Eine andere Diskutantin, Grünen-Politikerin Claudia Roth, zeigte sich auf ihre besondere Art und Weise erst einmal überaus empört, dass es in der FIFA "nur noch um Macht und Geld geht" – eine bemerkenswert naive Aussage einer Person, die in einem ähnlich macht- und geldgetriebenen Metier arbeitet. So war sie es denn auch, die sich meist eher wüst echauffierte, in einem wachen Moment aber Koch über den Mund fuhr, als dieser sich auch noch erdreistete, die WM-Vergabe nach Katar als Chance für den Arabischen Frühling ansehen zu wollen. Einzig, als Jauch sie auf die WM 2006 im eigenen Land ansprach ("Haben wir 2006 nicht das Gleiche gemacht und der FIFA den roten Teppich ausgerollt, was wir jetzt anderen vorwerfen?"), fing Roth an zu stottern. Was sie zwar nicht von einer Antwort abhielt, es aber hätte bleiben lassen sollen.

Kann die US-Justiz das Kartenhaus einreißen?

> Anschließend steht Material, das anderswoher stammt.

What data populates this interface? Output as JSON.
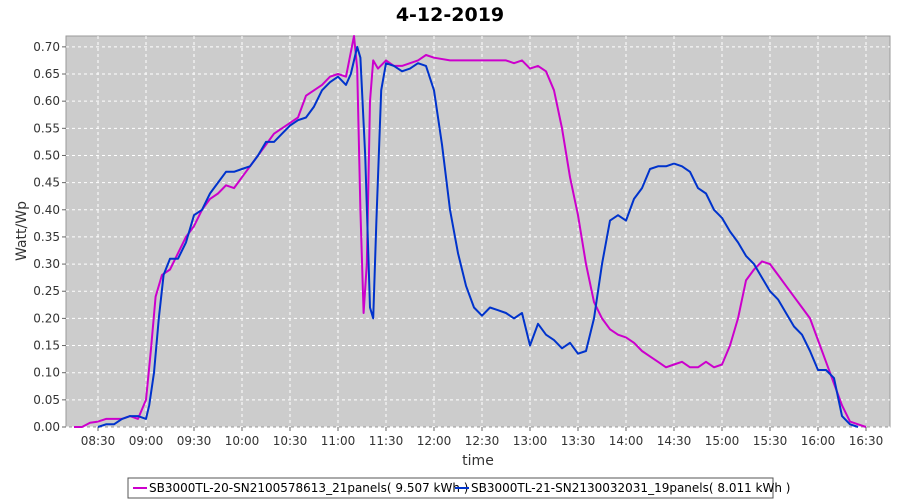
{
  "chart_data": {
    "type": "line",
    "title": "4-12-2019",
    "xlabel": "time",
    "ylabel": "Watt/Wp",
    "xlim": [
      "08:10",
      "16:45"
    ],
    "ylim": [
      0,
      0.72
    ],
    "x_ticks": [
      "08:30",
      "09:00",
      "09:30",
      "10:00",
      "10:30",
      "11:00",
      "11:30",
      "12:00",
      "12:30",
      "13:00",
      "13:30",
      "14:00",
      "14:30",
      "15:00",
      "15:30",
      "16:00",
      "16:30"
    ],
    "y_ticks": [
      0.0,
      0.05,
      0.1,
      0.15,
      0.2,
      0.25,
      0.3,
      0.35,
      0.4,
      0.45,
      0.5,
      0.55,
      0.6,
      0.65,
      0.7
    ],
    "grid": true,
    "legend_position": "bottom",
    "series": [
      {
        "name": "SB3000TL-20-SN2100578613_21panels( 9.507 kWh )",
        "color": "#cc00cc",
        "points": [
          [
            "08:15",
            0.0
          ],
          [
            "08:20",
            0.0
          ],
          [
            "08:25",
            0.008
          ],
          [
            "08:30",
            0.01
          ],
          [
            "08:35",
            0.015
          ],
          [
            "08:40",
            0.015
          ],
          [
            "08:45",
            0.015
          ],
          [
            "08:50",
            0.02
          ],
          [
            "08:55",
            0.015
          ],
          [
            "09:00",
            0.05
          ],
          [
            "09:03",
            0.14
          ],
          [
            "09:06",
            0.24
          ],
          [
            "09:10",
            0.28
          ],
          [
            "09:15",
            0.29
          ],
          [
            "09:20",
            0.32
          ],
          [
            "09:25",
            0.35
          ],
          [
            "09:30",
            0.37
          ],
          [
            "09:35",
            0.4
          ],
          [
            "09:40",
            0.42
          ],
          [
            "09:45",
            0.43
          ],
          [
            "09:50",
            0.445
          ],
          [
            "09:55",
            0.44
          ],
          [
            "10:00",
            0.46
          ],
          [
            "10:05",
            0.48
          ],
          [
            "10:10",
            0.5
          ],
          [
            "10:15",
            0.52
          ],
          [
            "10:20",
            0.54
          ],
          [
            "10:25",
            0.55
          ],
          [
            "10:30",
            0.56
          ],
          [
            "10:35",
            0.57
          ],
          [
            "10:40",
            0.61
          ],
          [
            "10:45",
            0.62
          ],
          [
            "10:50",
            0.63
          ],
          [
            "10:55",
            0.645
          ],
          [
            "11:00",
            0.65
          ],
          [
            "11:05",
            0.645
          ],
          [
            "11:08",
            0.69
          ],
          [
            "11:10",
            0.72
          ],
          [
            "11:12",
            0.66
          ],
          [
            "11:14",
            0.4
          ],
          [
            "11:16",
            0.21
          ],
          [
            "11:18",
            0.3
          ],
          [
            "11:20",
            0.6
          ],
          [
            "11:22",
            0.675
          ],
          [
            "11:25",
            0.66
          ],
          [
            "11:30",
            0.675
          ],
          [
            "11:35",
            0.665
          ],
          [
            "11:40",
            0.665
          ],
          [
            "11:45",
            0.67
          ],
          [
            "11:50",
            0.675
          ],
          [
            "11:55",
            0.685
          ],
          [
            "12:00",
            0.68
          ],
          [
            "12:10",
            0.675
          ],
          [
            "12:20",
            0.675
          ],
          [
            "12:30",
            0.675
          ],
          [
            "12:40",
            0.675
          ],
          [
            "12:45",
            0.675
          ],
          [
            "12:50",
            0.67
          ],
          [
            "12:55",
            0.675
          ],
          [
            "13:00",
            0.66
          ],
          [
            "13:05",
            0.665
          ],
          [
            "13:10",
            0.655
          ],
          [
            "13:15",
            0.62
          ],
          [
            "13:20",
            0.55
          ],
          [
            "13:25",
            0.46
          ],
          [
            "13:30",
            0.39
          ],
          [
            "13:35",
            0.3
          ],
          [
            "13:40",
            0.23
          ],
          [
            "13:45",
            0.2
          ],
          [
            "13:50",
            0.18
          ],
          [
            "13:55",
            0.17
          ],
          [
            "14:00",
            0.165
          ],
          [
            "14:05",
            0.155
          ],
          [
            "14:10",
            0.14
          ],
          [
            "14:15",
            0.13
          ],
          [
            "14:20",
            0.12
          ],
          [
            "14:25",
            0.11
          ],
          [
            "14:30",
            0.115
          ],
          [
            "14:35",
            0.12
          ],
          [
            "14:40",
            0.11
          ],
          [
            "14:45",
            0.11
          ],
          [
            "14:50",
            0.12
          ],
          [
            "14:55",
            0.11
          ],
          [
            "15:00",
            0.115
          ],
          [
            "15:05",
            0.15
          ],
          [
            "15:10",
            0.2
          ],
          [
            "15:15",
            0.27
          ],
          [
            "15:20",
            0.29
          ],
          [
            "15:25",
            0.305
          ],
          [
            "15:30",
            0.3
          ],
          [
            "15:35",
            0.28
          ],
          [
            "15:40",
            0.26
          ],
          [
            "15:45",
            0.24
          ],
          [
            "15:50",
            0.22
          ],
          [
            "15:55",
            0.2
          ],
          [
            "16:00",
            0.16
          ],
          [
            "16:05",
            0.12
          ],
          [
            "16:10",
            0.08
          ],
          [
            "16:15",
            0.04
          ],
          [
            "16:20",
            0.01
          ],
          [
            "16:25",
            0.005
          ],
          [
            "16:30",
            0.0
          ]
        ]
      },
      {
        "name": "SB3000TL-21-SN2130032031_19panels( 8.011 kWh )",
        "color": "#0033cc",
        "points": [
          [
            "08:30",
            0.0
          ],
          [
            "08:35",
            0.005
          ],
          [
            "08:40",
            0.005
          ],
          [
            "08:45",
            0.015
          ],
          [
            "08:50",
            0.02
          ],
          [
            "08:55",
            0.02
          ],
          [
            "09:00",
            0.015
          ],
          [
            "09:02",
            0.04
          ],
          [
            "09:05",
            0.1
          ],
          [
            "09:08",
            0.2
          ],
          [
            "09:11",
            0.28
          ],
          [
            "09:15",
            0.31
          ],
          [
            "09:20",
            0.31
          ],
          [
            "09:25",
            0.34
          ],
          [
            "09:30",
            0.39
          ],
          [
            "09:35",
            0.4
          ],
          [
            "09:40",
            0.43
          ],
          [
            "09:45",
            0.45
          ],
          [
            "09:50",
            0.47
          ],
          [
            "09:55",
            0.47
          ],
          [
            "10:00",
            0.475
          ],
          [
            "10:05",
            0.48
          ],
          [
            "10:10",
            0.5
          ],
          [
            "10:15",
            0.525
          ],
          [
            "10:20",
            0.525
          ],
          [
            "10:25",
            0.54
          ],
          [
            "10:30",
            0.555
          ],
          [
            "10:35",
            0.565
          ],
          [
            "10:40",
            0.57
          ],
          [
            "10:45",
            0.59
          ],
          [
            "10:50",
            0.62
          ],
          [
            "10:55",
            0.635
          ],
          [
            "11:00",
            0.645
          ],
          [
            "11:05",
            0.63
          ],
          [
            "11:08",
            0.65
          ],
          [
            "11:12",
            0.7
          ],
          [
            "11:14",
            0.68
          ],
          [
            "11:17",
            0.5
          ],
          [
            "11:20",
            0.22
          ],
          [
            "11:22",
            0.2
          ],
          [
            "11:24",
            0.38
          ],
          [
            "11:27",
            0.62
          ],
          [
            "11:30",
            0.67
          ],
          [
            "11:35",
            0.665
          ],
          [
            "11:40",
            0.655
          ],
          [
            "11:45",
            0.66
          ],
          [
            "11:50",
            0.67
          ],
          [
            "11:55",
            0.665
          ],
          [
            "12:00",
            0.62
          ],
          [
            "12:05",
            0.52
          ],
          [
            "12:10",
            0.4
          ],
          [
            "12:15",
            0.32
          ],
          [
            "12:20",
            0.26
          ],
          [
            "12:25",
            0.22
          ],
          [
            "12:30",
            0.205
          ],
          [
            "12:35",
            0.22
          ],
          [
            "12:40",
            0.215
          ],
          [
            "12:45",
            0.21
          ],
          [
            "12:50",
            0.2
          ],
          [
            "12:55",
            0.21
          ],
          [
            "13:00",
            0.15
          ],
          [
            "13:05",
            0.19
          ],
          [
            "13:10",
            0.17
          ],
          [
            "13:15",
            0.16
          ],
          [
            "13:20",
            0.145
          ],
          [
            "13:25",
            0.155
          ],
          [
            "13:30",
            0.135
          ],
          [
            "13:35",
            0.14
          ],
          [
            "13:40",
            0.2
          ],
          [
            "13:45",
            0.3
          ],
          [
            "13:50",
            0.38
          ],
          [
            "13:55",
            0.39
          ],
          [
            "14:00",
            0.38
          ],
          [
            "14:05",
            0.42
          ],
          [
            "14:10",
            0.44
          ],
          [
            "14:15",
            0.475
          ],
          [
            "14:20",
            0.48
          ],
          [
            "14:25",
            0.48
          ],
          [
            "14:30",
            0.485
          ],
          [
            "14:35",
            0.48
          ],
          [
            "14:40",
            0.47
          ],
          [
            "14:45",
            0.44
          ],
          [
            "14:50",
            0.43
          ],
          [
            "14:55",
            0.4
          ],
          [
            "15:00",
            0.385
          ],
          [
            "15:05",
            0.36
          ],
          [
            "15:10",
            0.34
          ],
          [
            "15:15",
            0.315
          ],
          [
            "15:20",
            0.3
          ],
          [
            "15:25",
            0.275
          ],
          [
            "15:30",
            0.25
          ],
          [
            "15:35",
            0.235
          ],
          [
            "15:40",
            0.21
          ],
          [
            "15:45",
            0.185
          ],
          [
            "15:50",
            0.17
          ],
          [
            "15:55",
            0.14
          ],
          [
            "16:00",
            0.105
          ],
          [
            "16:05",
            0.105
          ],
          [
            "16:10",
            0.09
          ],
          [
            "16:15",
            0.02
          ],
          [
            "16:20",
            0.005
          ],
          [
            "16:25",
            0.0
          ]
        ]
      }
    ]
  }
}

Spannend wurde es auch immer dann, wenn entweder Guido Tognoni an die Reihe kam oder ARD-Reporter Florian Bauer. Tognoni, ehemaliger FIFA-Mediendirektor und zeitweise Bekämpfer Blatters, machte Hoffnung, dass das Ende der Fahnenstange der Ermittlungen noch nicht erreicht ist. "Es gibt Anzeichen, dass die US-Justiz noch nachladen wird, dass Zürich erst die Aufwärmrunde war." Und weiter: "Das, was die Amerikaner jetzt noch in der Hand haben, kann das ganze Haus zum Einsturz bringen." Auch, wenn Tognoni keine großen Hoffnungen machen wollte, dass Blatter selbst etwas nachzuweisen sein wird. "Er ist so klug, nicht seine eigene Unterschrift unter die entscheidenden Dokumente zu setzen."

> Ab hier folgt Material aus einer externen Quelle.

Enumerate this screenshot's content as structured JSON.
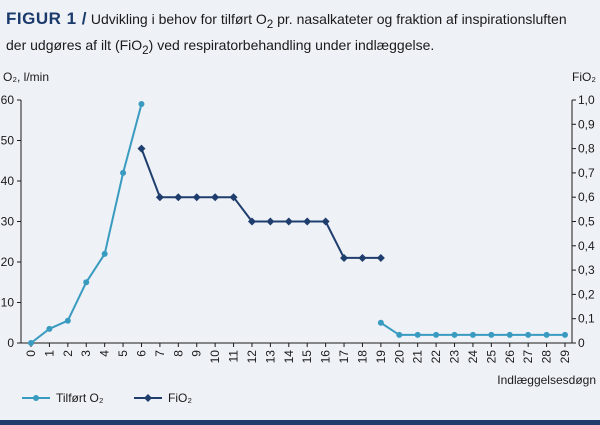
{
  "figure": {
    "label": "FIGUR 1 /",
    "title_line1_a": "Udvikling i behov for tilført O",
    "title_line1_sub": "2",
    "title_line1_b": " pr. nasalkateter og fraktion af inspirationsluften",
    "title_line2_a": "der udgøres af ilt (FiO",
    "title_line2_sub": "2",
    "title_line2_b": ") ved respiratorbehandling under indlæggelse."
  },
  "chart_data": {
    "type": "line",
    "x_label": "Indlæggelsesdøgn",
    "y_left_label": "O₂, l/min",
    "y_right_label": "FiO₂",
    "x_ticks": [
      "0",
      "1",
      "2",
      "3",
      "4",
      "5",
      "6",
      "7",
      "8",
      "9",
      "10",
      "11",
      "12",
      "13",
      "14",
      "15",
      "16",
      "17",
      "18",
      "19",
      "20",
      "21",
      "22",
      "23",
      "24",
      "25",
      "26",
      "27",
      "28",
      "29"
    ],
    "y_left_ticks": [
      "0",
      "10",
      "20",
      "30",
      "40",
      "50",
      "60"
    ],
    "y_right_ticks": [
      "0",
      "0,1",
      "0,2",
      "0,3",
      "0,4",
      "0,5",
      "0,6",
      "0,7",
      "0,8",
      "0,9",
      "1,0"
    ],
    "y_left_range": [
      0,
      60
    ],
    "y_right_range": [
      0,
      1.0
    ],
    "x_range": [
      0,
      29
    ],
    "grid": false,
    "legend_position": "bottom-left",
    "series": [
      {
        "name": "Tilført O₂",
        "axis": "left",
        "color": "#3a9bc1",
        "marker": "circle",
        "segments": [
          [
            [
              0,
              0
            ],
            [
              1,
              3.5
            ],
            [
              2,
              5.5
            ],
            [
              3,
              15
            ],
            [
              4,
              22
            ],
            [
              5,
              42
            ],
            [
              6,
              59
            ]
          ],
          [
            [
              19,
              5
            ],
            [
              20,
              2
            ],
            [
              21,
              2
            ],
            [
              22,
              2
            ],
            [
              23,
              2
            ],
            [
              24,
              2
            ],
            [
              25,
              2
            ],
            [
              26,
              2
            ],
            [
              27,
              2
            ],
            [
              28,
              2
            ],
            [
              29,
              2
            ]
          ]
        ]
      },
      {
        "name": "FiO₂",
        "axis": "right",
        "color": "#1f3e6e",
        "marker": "diamond",
        "segments": [
          [
            [
              6,
              0.8
            ],
            [
              7,
              0.6
            ],
            [
              8,
              0.6
            ],
            [
              9,
              0.6
            ],
            [
              10,
              0.6
            ],
            [
              11,
              0.6
            ],
            [
              12,
              0.5
            ],
            [
              13,
              0.5
            ],
            [
              14,
              0.5
            ],
            [
              15,
              0.5
            ],
            [
              16,
              0.5
            ],
            [
              17,
              0.35
            ],
            [
              18,
              0.35
            ],
            [
              19,
              0.35
            ]
          ]
        ]
      }
    ]
  }
}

ARD-Mann Bauer hingegen, der sich für die bemerkenswerte Dokumentation "Der verkaufte Fußball" mehrfach nach Katar begeben hatte, stellte klar: "Die Staatsanwaltschaft Zug in der Schweiz hat festgestellt: Blatter wusste von Schmiergeldzahlungen. Blatter hat das vor laufender Kamera bestritten. Er hat gelogen. Wenn er noch einen Funken Respekt hätte, wäre er zurückgetreten." Bauer geht davon aus, dass vor allem die gerade bestätigte Zehn-Millionen-Zahlung aus Südafrika noch ein Opfer aus den oberen Reihen fordern wird. "Die Unterschrift können nur ganz wenige von ganz oben geleistet haben." Das einzige Problem: Die FIFA behindert ganz offenbar die Klärung des Falls. "Seit Donnerstag steht der Vorwurf im Raum. Worauf wartet die FIFA, nachzuschauen, wer unterschrieben hat?" Beispielhaft für den ganzen Abend lautete die Antwort Kochs auf diese Frage: "Ich selbst bin nicht berechtigt nachzusehen."